GB, Training and Quality Manager, had been asked to carry out the claimant’s appeal. The appeal had been rescheduled to 2nd June 2015. The claimant did not attend the appeal hearing. GB upheld the decision to dismiss the claimant.
Witness W who worked in the role of Events Manager in the company gave evidence. She said staff were encouraged to sell tickets and to have their own accounts.
The claimant gave evidence. He had worked in the UK and had travelled to the office in Ireland on a weekly basis. He trained staff and clarified procedures. He subsequently moved to the Irish office and was there for four to five years.
On 1st April 2015 EOS marched into his office and asked him to confirm his email address and to attend a meeting. He had no notice of this meeting or was not aware of the subject matter of the meeting. Some days prior to this disciplinary meeting GB, Trainee Manager asked him to run through the company procedures with her. EOS told him there was too much activity on his account. At the conclusion of the meeting he was asked to leave the company and to leave the company property behind him.
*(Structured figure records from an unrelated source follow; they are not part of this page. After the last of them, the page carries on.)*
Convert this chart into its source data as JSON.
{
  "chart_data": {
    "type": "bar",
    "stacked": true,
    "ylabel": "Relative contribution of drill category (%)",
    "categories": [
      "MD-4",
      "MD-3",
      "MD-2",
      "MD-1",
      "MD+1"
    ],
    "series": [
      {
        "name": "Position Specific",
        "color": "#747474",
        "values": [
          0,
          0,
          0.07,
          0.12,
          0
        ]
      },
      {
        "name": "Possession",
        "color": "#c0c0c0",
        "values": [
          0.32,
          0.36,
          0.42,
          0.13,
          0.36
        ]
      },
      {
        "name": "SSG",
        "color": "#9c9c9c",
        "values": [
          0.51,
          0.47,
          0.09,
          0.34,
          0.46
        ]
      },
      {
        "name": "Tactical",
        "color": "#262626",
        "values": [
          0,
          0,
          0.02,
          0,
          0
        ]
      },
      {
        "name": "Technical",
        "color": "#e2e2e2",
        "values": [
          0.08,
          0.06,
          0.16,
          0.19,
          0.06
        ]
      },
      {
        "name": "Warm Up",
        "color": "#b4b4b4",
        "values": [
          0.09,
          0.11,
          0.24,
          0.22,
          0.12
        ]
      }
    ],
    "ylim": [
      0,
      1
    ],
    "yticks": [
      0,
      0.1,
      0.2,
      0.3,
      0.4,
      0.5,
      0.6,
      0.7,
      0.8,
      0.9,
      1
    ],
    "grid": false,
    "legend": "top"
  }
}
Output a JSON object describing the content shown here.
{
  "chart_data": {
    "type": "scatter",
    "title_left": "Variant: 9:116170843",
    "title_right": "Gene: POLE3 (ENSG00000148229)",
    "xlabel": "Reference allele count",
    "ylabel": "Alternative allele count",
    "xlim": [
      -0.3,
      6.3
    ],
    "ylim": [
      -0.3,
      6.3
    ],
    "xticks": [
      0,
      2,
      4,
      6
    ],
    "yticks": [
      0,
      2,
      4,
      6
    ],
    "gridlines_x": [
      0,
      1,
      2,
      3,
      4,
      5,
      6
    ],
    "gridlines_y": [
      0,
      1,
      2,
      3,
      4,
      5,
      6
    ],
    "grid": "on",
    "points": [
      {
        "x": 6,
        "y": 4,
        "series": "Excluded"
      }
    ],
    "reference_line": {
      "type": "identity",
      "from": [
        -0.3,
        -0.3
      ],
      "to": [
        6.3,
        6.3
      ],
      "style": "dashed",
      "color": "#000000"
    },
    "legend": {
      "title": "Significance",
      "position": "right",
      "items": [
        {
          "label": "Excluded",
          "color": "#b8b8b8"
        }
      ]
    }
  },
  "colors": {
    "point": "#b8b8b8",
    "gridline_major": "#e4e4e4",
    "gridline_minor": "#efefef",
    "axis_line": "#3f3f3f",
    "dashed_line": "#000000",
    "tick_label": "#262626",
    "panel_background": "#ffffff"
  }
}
The system was locked on his laptop and his account was closed.
AL conducted the disciplinary hearing. She had only joined the company two days prior to this hearing. The claimant believed that as AL was new to the company she could not have been very familiar with the system. During the course of the disciplinary meeting with AL he was shown certain transactions on a spreadsheet. It was custom and practice in the company to make substitutions. The company advertised tickets prior to events being announced. He was always conscious that tickets would arrive in time to the customer.
The claimant had never being disciplined during the course of his tenure. He was dismissed by letter dated 8th May 2015. He was offered a right of appeal. He wanted an independent third party to conduct this appeal. This was denied to him. He chose then not to appeal his dismissal.
He secured alternative employment for a two month period after the termination of his employment. When his employment with that company ceased he immediately secured another role but at a significantly lesser rate of pay. He had to move to Dublin to take up this role.
The Tribunal carefully considered the evidence adduced over the course of two days. To arrive at a determination of this claim the Tribunal needs to consider whether the conduct of the claimant was such as to warrant dismissal and in addition whether the procedures relied on by the respondent were reasonable and robust in the circumstances.
The claimant was employed by the respondent for a number of years, initially in the UK and later in Ireland. He occupied a position of responsibility and was involved in staff training and drafting company procedures. He was suspended with pay on 1 April 2015 pending an investigation. The allegations against him were communicated to him in a letter of 3 April 2015. At the disciplinary meeting held on 1 May 2015 the claimant accepted that he had bought tickets himself and then sold them to the respondent company at a profit to himself. The claimant was reluctant to accept that this behaviour was contrary to the respondent’s team member selling policy. The Tribunal is satisfied that the claimant’s action in using his position to receive extra income at his employer’s expense constitutes misconduct for which the sanction of dismissal is not unfair.
The Tribunal believes that it would have been desirable to have the appeal heard by an independent third party who had no involvement in either the investigation or the disciplinary process. Notwithstanding this deficiency the Tribunal is satisfied that the claimant did not exhaust the appeals process or avail of all avenues open to him in that regard.
The claim under the Unfair Dismissals Acts 1977 to 2007 fails.